8 thoughts on “Talking About Converts”

  1. I found this posting on the same day as your posting about Converts.

    As though the two of you planned one posting after another.

    FYI

    Jonathan Minsberg

    Minneapolis Minnesota

    ________________________________

  2. Exactly! I’m suuuuuuuper obviously not the typical Jewish “look” and am open about being a convert. I’m generally not touchy about it, because I find the incredulity of born Jews pretty funny, if sad. But I do get annoyed when people look at my “Jewish-looking” husband and then simper at me in an obvious assumption that I converted for him. (Actually, I did that on my own like a big girl, and anyway he’s Christian, but supporting our Jewish home.)

    I have never understood why Judaism says on the one hand that a convert is a Jew, full-stop, don’t ask or gossip… but then calls us “ger” — foreigner/alien. I hate the term ger. It’s so othering.

    1. In Jewish legal discussion there needs to be a word. In Biblical Hebrew “ger” refers only to resident aliens. In Rabbinic Hebrew it means convert, not resident alien. The rabbis were making the point that Jews should accept other Jews, despite arrival methods.

      The othering preceded the term, but without the term, we’d lack the commandment.

  3. Wonderful post, thank you. I would add: don’t think that you are very clever and the person you are questioning has NO idea what you’re digging at. They do know and they are at best annoyed.

    I alerted my born Jewish niece that when she, a black woman, married a white man people would assume that he was “the Jew.” I would love for people to just assume that we all belong here, in Jewish spaces, so no need to verify how any of us got there.

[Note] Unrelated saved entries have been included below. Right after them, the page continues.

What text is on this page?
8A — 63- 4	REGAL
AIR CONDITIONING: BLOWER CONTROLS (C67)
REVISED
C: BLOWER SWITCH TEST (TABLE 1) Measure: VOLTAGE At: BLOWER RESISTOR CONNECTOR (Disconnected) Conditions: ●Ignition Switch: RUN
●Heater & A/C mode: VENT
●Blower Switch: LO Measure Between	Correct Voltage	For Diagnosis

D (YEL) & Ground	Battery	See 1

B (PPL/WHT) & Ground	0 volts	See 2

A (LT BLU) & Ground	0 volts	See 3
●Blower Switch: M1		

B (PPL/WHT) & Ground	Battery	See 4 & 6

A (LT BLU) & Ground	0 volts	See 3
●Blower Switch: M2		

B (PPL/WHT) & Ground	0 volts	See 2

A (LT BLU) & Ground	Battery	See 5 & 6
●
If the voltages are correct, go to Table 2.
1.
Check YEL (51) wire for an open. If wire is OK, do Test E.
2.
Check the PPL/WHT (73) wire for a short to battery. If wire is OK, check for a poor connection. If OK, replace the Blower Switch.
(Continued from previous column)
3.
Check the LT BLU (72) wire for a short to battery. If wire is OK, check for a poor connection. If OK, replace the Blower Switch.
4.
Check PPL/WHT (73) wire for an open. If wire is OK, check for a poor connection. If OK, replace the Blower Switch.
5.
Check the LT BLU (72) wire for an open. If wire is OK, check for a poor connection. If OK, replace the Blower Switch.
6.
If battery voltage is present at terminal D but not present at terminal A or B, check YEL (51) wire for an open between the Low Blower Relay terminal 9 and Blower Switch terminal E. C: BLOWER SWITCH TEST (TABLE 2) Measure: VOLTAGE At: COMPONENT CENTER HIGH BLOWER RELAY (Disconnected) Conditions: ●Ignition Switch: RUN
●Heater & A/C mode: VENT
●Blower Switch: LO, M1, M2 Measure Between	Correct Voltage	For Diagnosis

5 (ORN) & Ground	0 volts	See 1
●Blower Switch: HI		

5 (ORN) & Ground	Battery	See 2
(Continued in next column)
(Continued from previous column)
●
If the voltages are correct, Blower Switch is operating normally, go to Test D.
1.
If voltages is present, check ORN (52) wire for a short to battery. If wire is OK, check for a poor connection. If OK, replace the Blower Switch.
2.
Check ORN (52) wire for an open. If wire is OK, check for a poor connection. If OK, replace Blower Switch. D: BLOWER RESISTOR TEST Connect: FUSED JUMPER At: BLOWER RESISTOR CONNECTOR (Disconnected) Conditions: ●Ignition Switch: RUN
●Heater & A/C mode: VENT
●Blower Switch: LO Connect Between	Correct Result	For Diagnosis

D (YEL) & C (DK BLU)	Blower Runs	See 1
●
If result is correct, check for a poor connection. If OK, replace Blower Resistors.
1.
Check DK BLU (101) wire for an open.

    Rabbi Mark Bloom of Temple Beth Abraham was having a discussion with his congregation a few years ago about the diversity of the community. As some adults struggled with accepting appearance, he turned to his then 10 year old son and asked him, “what do you think when you see someone who looks Black or Asian in the shul?” His son replied, “They must be Jewish; why else would they be here.”

    I’d like for us to go with the 10 year old perspective, if you’re in the synagogue you must belong here… you’re probably Jewish.

    Thank you, I look forward to sharing this post!